DALIAN - For countries to grow in an inclusive way, the economies of the world need more disruption, not less, said Deputy Prime Minister Tharman Shanmugaratnam on Wednesday (June 28).
This applies to both developed and developing countries, Mr Tharman said in a panel discussion at the World Economic Forum's summer meeting in Dalian, in north-eastern China's Liaoning province.
Asked to describe the state of the global economy, Mr Tharman said there were two main problems today: middle-class stagnation across a broad range of advanced economies, and the fact that most developing countries had failed to catch up to any significant degree with the developed world in the past few decades.
On the first problem, most economists agree that a sustained growth in income could only be achieved if productivity growth improved, said Mr Tharman, who pointed to how productivity had stalled across the advanced world.
Despite all that has been written about tech giants such as Google, Facebook and innovations in fields like artificial intelligence, the fact is that there had been little disruption in most sectors in the advanced economies, he said.
Most companies fail to capitalise on cutting-edge technology, whether they are small, medium or large in size, with only the leaders in some sectors advancing innovation, said Mr Tharman, who is also Coordinating Minister for Economic and Social Policies.
"The diffusion of new technologies has slowed in large parts of the advanced world. We need more disruption in most economies to have a chance of gaining productivity and income growth."
However, this can only be accepted if there were effective policies to help those who lose their jobs, and whole towns, to regain livelihoods. Traditional policies that governments use to promote social equality are no longer adequate, he added, and there had to be concerted efforts especially to help local areas which have been left behind. Both the Brexit vote and the result of last year's US presidential election reflected huge differences in sentiment between those in the leading cities and the suburbs, smaller towns and rural areas. Even the French elections showed up these differences. Governments thus need to find ways to help regenerate local communities. This usually required some economic specialisation, and development of communities of learning and mutual help. Far more attention had to be given to economic and social policies that help meet these goals, than to policies affecting trade.
As for the developing world, a major feature he noted was that many of these economies - whether they are in Africa, South Asia, or Latin America - are not adequately plugged into global economy.
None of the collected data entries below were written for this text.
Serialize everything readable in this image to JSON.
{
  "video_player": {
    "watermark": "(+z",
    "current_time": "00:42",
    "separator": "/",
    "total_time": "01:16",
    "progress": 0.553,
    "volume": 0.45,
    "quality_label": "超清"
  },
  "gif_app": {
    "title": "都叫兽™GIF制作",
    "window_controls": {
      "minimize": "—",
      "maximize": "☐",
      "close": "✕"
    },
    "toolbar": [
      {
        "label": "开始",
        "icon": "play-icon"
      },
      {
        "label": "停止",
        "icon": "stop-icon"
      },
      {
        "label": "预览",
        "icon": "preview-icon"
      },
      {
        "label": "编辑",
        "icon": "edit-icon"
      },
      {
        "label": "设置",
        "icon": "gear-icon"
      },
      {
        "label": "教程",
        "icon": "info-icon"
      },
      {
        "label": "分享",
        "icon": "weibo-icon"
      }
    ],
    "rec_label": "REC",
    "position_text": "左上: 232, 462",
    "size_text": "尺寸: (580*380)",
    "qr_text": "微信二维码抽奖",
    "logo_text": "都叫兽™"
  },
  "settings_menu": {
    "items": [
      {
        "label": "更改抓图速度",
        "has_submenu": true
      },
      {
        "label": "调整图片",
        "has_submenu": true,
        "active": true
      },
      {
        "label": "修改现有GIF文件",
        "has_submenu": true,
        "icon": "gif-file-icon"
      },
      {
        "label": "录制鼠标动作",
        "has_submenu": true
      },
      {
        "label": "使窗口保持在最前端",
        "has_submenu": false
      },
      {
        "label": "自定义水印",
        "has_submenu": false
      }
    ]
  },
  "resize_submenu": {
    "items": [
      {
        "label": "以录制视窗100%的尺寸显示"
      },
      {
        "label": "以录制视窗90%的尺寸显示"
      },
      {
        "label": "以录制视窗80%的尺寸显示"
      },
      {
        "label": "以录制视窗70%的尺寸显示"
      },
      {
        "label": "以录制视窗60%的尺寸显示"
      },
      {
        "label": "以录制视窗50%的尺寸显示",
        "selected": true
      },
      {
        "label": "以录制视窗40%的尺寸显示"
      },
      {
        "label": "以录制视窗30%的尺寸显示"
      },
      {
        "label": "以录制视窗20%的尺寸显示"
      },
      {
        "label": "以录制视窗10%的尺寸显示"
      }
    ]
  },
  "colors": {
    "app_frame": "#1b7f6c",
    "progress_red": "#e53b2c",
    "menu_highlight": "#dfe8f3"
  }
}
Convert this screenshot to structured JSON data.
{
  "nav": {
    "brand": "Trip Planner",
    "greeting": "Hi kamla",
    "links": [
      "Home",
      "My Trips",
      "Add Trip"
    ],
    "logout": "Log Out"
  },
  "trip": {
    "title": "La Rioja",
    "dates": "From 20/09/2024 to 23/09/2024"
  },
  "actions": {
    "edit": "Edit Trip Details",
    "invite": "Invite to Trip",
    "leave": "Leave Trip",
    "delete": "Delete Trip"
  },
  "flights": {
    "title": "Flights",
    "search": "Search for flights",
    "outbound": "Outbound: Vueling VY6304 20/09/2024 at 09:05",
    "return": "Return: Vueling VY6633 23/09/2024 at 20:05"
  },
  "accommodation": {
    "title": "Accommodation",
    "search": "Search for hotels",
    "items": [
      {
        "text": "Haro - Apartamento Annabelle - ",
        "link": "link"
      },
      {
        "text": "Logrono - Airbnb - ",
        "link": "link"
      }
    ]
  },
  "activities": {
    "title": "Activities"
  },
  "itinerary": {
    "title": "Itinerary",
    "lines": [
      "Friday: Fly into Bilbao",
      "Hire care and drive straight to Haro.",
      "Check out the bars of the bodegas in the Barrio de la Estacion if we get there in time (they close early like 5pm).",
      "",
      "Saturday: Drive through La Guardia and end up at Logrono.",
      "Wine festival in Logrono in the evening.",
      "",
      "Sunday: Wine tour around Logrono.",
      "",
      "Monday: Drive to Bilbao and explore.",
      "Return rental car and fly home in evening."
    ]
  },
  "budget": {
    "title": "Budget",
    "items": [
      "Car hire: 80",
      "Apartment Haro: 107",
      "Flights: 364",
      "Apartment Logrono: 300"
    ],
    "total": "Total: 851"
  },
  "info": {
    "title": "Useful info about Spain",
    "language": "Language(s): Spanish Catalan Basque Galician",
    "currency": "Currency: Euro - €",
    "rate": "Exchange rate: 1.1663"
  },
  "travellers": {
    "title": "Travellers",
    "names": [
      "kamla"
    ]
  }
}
The solution is not protection but more globalisation in the developing world, said Mr Tharman.
"But like the advanced countries, it's only going to work if we have better, more activist social strategies. That's the domestic policy imperative," he said.
"Because without active efforts to help people adjust to change and build social compacts, it will be very difficult to sustain both the greater disruption needed for productivity and incomes to grow, because jobs and people will be disrupted."
For developing countries to catch up, there also had to be a mindset change from protecting incumbents to encouraging competition, because it is often new players who bring innovation, especially in sectors that deal with new technologies, said Mr Tharman.
By undertaking regulatory reform, these countries will be able to access technologies faster, and benefit "a much broader swathe of small players and individuals" than just the incumbent companies.
"We have to make these moves to help the developing world in Africa and elsewhere to grow and catch up, because the consequences are going to be dire if we don't achieve this," he predicted.
"It's not just about some countries being left behind; it's going to be dire consequences of a geopolitical nature."